When people express support for the Realignment, it is because of the general perception that the state did such an abysmal job at housing inmates that counties would clearly do better. But is that really so?
Not according to the Prison Law Office, who has filed a health-care lawsuit in Fresno and contemplating another one in Riverside.
The nonprofit Prison Law Office and others are concerned that California’s realignment of prisons and jails – which has inmates serving time in county jails for crimes that in the past would have landed them in prison – may have simply shifted the state’s prison problems to the 58 counties and their jail systems. They warn there may be more suits to come.
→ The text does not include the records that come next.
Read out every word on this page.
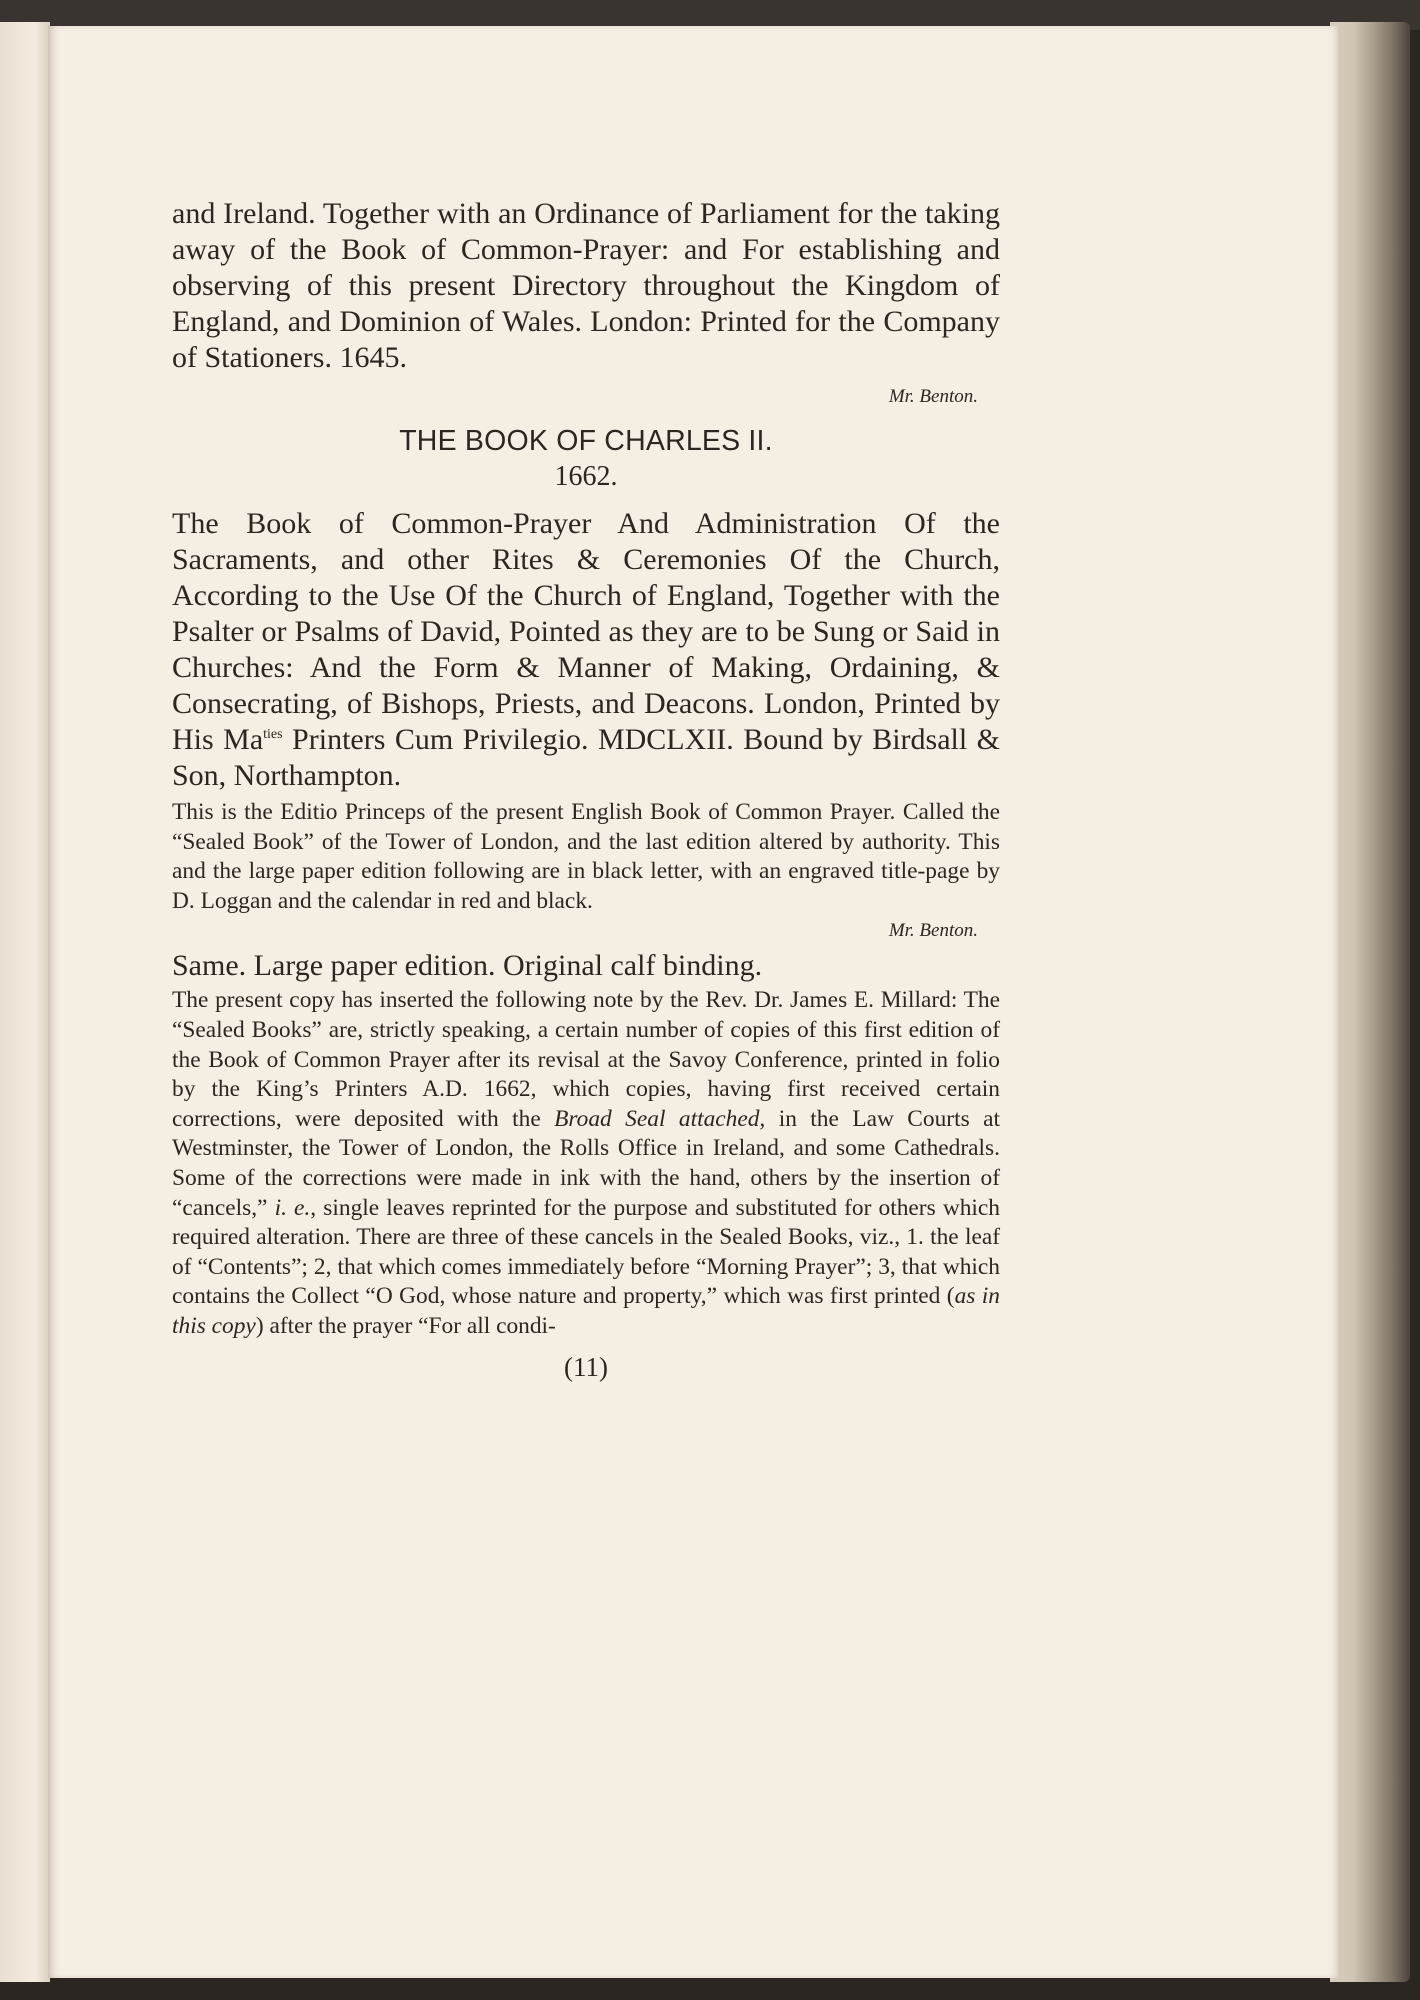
and Ireland. Together with an Ordinance of Parliament for the taking away of the Book of Common-Prayer: and For establishing and observing of this present Directory throughout the Kingdom of England, and Dominion of Wales. London: Printed for the Company of Stationers. 1645.

Mr. Benton.

THE BOOK OF CHARLES II.

1662.

The Book of Common-Prayer And Administration Of the Sacraments, and other Rites & Ceremonies Of the Church, According to the Use Of the Church of England, Together with the Psalter or Psalms of David, Pointed as they are to be Sung or Said in Churches: And the Form & Manner of Making, Ordaining, & Consecrating, of Bishops, Priests, and Deacons. London, Printed by His $Ma^{ties}$ Printers Cum Privilegio. MDCLXII. Bound by Birdsall & Son, Northampton.

This is the Editio Princeps of the present English Book of Common Prayer. Called the “Sealed Book” of the Tower of London, and the last edition altered by authority. This and the large paper edition following are in black letter, with an engraved title-page by D. Loggan and the calendar in red and black.

Mr. Benton.

Same. Large paper edition. Original calf binding.

The present copy has inserted the following note by the Rev. Dr. James E. Millard: The “Sealed Books” are, strictly speaking, a certain number of copies of this first edition of the Book of Common Prayer after its revisal at the Savoy Conference, printed in folio by the King’s Printers A.D. 1662, which copies, having first received certain corrections, were deposited with the Broad Seal attached, in the Law Courts at Westminster, the Tower of London, the Rolls Office in Ireland, and some Cathedrals. Some of the corrections were made in ink with the hand, others by the insertion of “cancels,” i. e., single leaves reprinted for the purpose and substituted for others which required alteration. There are three of these cancels in the Sealed Books, viz., 1. the leaf of “Contents”; 2, that which comes immediately before “Morning Prayer”; 3, that which contains the Collect “O God, whose nature and property,” which was first printed (as in this copy) after the prayer “For all condi-

(11)
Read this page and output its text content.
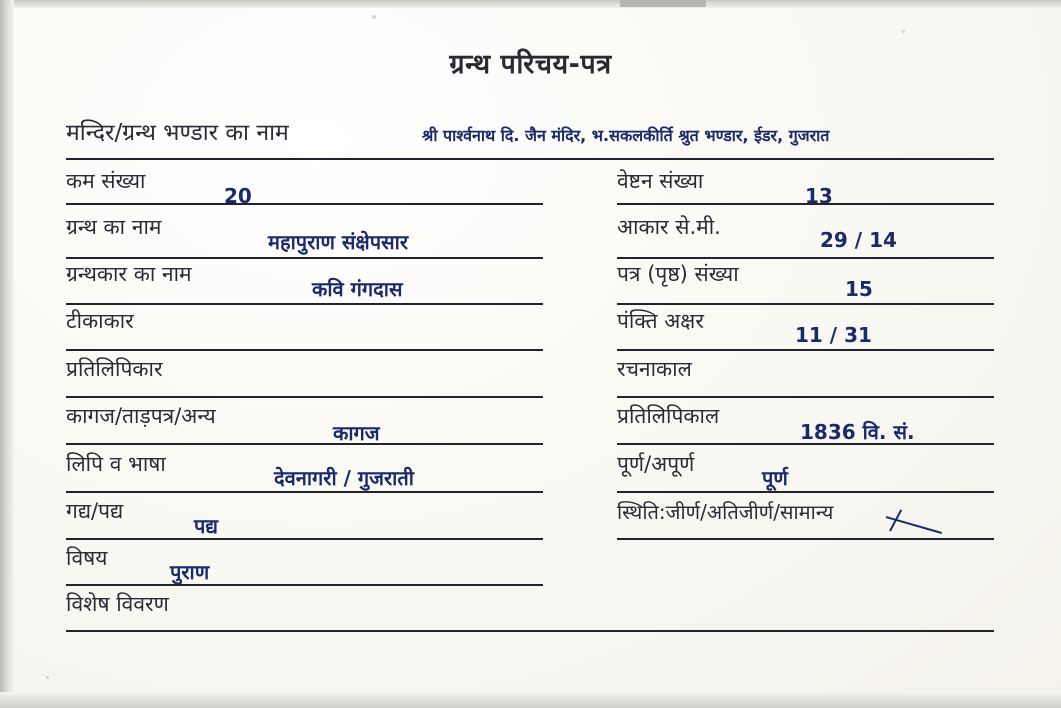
ग्रन्थ परिचय-पत्र
मन्दिर/ग्रन्थ भण्डार का नाम	श्री पार्श्वनाथ दि. जैन मंदिर, भ.सकलकीर्ति श्रुत भण्डार, ईडर, गुजरात
कम संख्या
20
ग्रन्थ का नाम
महापुराण संक्षेपसार
ग्रन्थकार का नाम
कवि गंगदास
टीकाकार
प्रतिलिपिकार
कागज/ताड़पत्र/अन्य
कागज
लिपि व भाषा
देवनागरी / गुजराती
गद्य/पद्य
पद्य
विषय
पुराण
विशेष विवरण
वेष्टन संख्या
13
आकार से.मी.
29 / 14
पत्र (पृष्ठ) संख्या
15
पंक्ति अक्षर
11 / 31
रचनाकाल
प्रतिलिपिकाल
1836 वि. सं.
पूर्ण/अपूर्ण
पूर्ण
स्थिति:जीर्ण/अतिजीर्ण/सामान्य
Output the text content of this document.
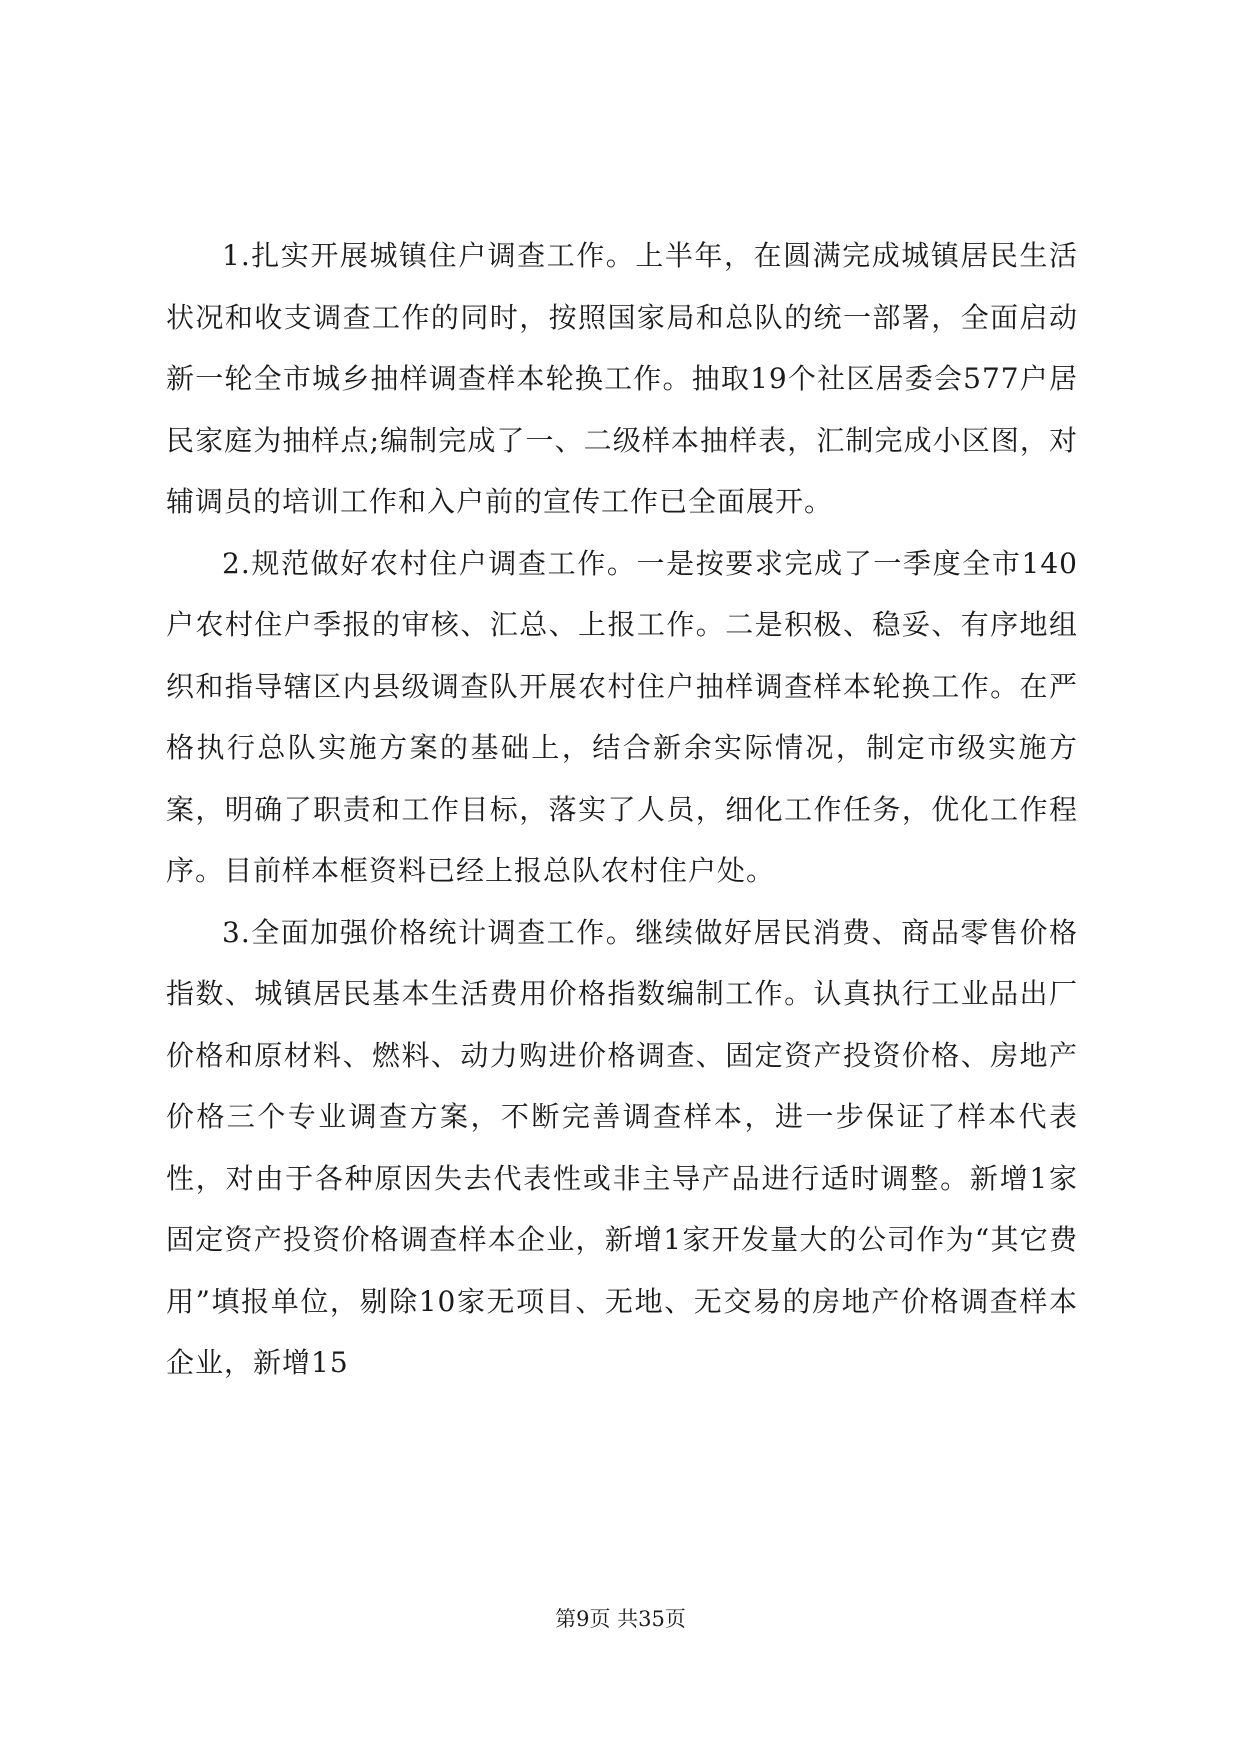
1.扎实开展城镇住户调查工作。上半年，在圆满完成城镇居民生活状况和收支调查工作的同时，按照国家局和总队的统一部署，全面启动新一轮全市城乡抽样调查样本轮换工作。抽取19个社区居委会577户居民家庭为抽样点;编制完成了一、二级样本抽样表，汇制完成小区图，对辅调员的培训工作和入户前的宣传工作已全面展开。

2.规范做好农村住户调查工作。一是按要求完成了一季度全市140户农村住户季报的审核、汇总、上报工作。二是积极、稳妥、有序地组织和指导辖区内县级调查队开展农村住户抽样调查样本轮换工作。在严格执行总队实施方案的基础上，结合新余实际情况，制定市级实施方案，明确了职责和工作目标，落实了人员，细化工作任务，优化工作程序。目前样本框资料已经上报总队农村住户处。

3.全面加强价格统计调查工作。继续做好居民消费、商品零售价格指数、城镇居民基本生活费用价格指数编制工作。认真执行工业品出厂价格和原材料、燃料、动力购进价格调查、固定资产投资价格、房地产价格三个专业调查方案，不断完善调查样本，进一步保证了样本代表性，对由于各种原因失去代表性或非主导产品进行适时调整。新增1家固定资产投资价格调查样本企业，新增1家开发量大的公司作为“其它费用”填报单位，剔除10家无项目、无地、无交易的房地产价格调查样本企业，新增15

第9页 共35页
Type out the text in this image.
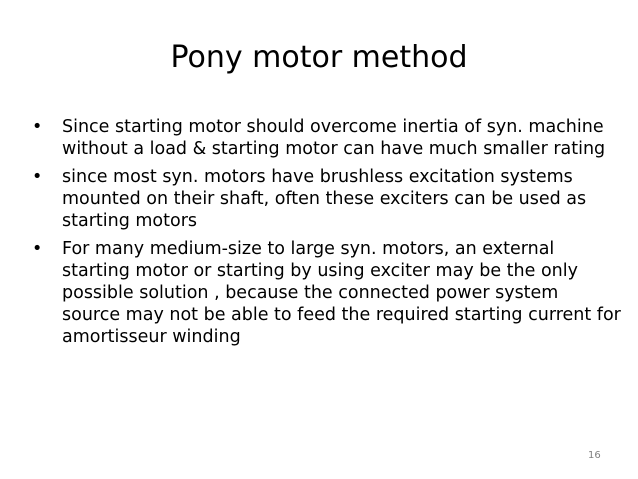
Pony motor method
• Since starting motor should overcome inertia of syn. machine without a load & starting motor can have much smaller rating
• since most syn. motors have brushless excitation systems mounted on their shaft, often these exciters can be used as starting motors
• For many medium-size to large syn. motors, an external starting motor or starting by using exciter may be the only possible solution , because the connected power system source may not be able to feed the required starting current for amortisseur winding
16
“It’s not that these jails were doing well before; it’s just worse with realignment,” said Don Specter, Prison Law Office director. “In some ways, counties are worse than (state prisons) … and certainly the harm on prisoners who stay there longer is going to be greater.”
And then, of course, there are the counties who are doing a better job–“particularly those that have long made treatment, not prison time, a priority.” The story continues:
Marin County Sheriff Bob Doyle said not many people have been sentenced under realignment in that county, and those who have been have received relatively short, three- or four-year terms.
“The counties with the big problems with realignment, No. 1, already had space issues, and No. 2, have different sentencing practices,” Doyle said.
“We’re a county that since the 1980s has had a low incarceration rate,” he said, adding that Marin County developed programs in the 1990s as alternatives to locking people up. “We see realignment as an opportunity.”
Dr. Joe Goldenson, who directs San Francisco’s Jail Health Services, said the city also hasn’t seen overwhelming numbers of new inmates under realignment because it never sent many felons to state prisons in the first place. And, he said, leaders have consistently invested in jail health care “because they have always recognized the importance of providing care to this population.”
The only thing certain about the realignment is that nothing is certain; the counties’ different approaches will make or break this reform in terms of its impact on mass incarceration.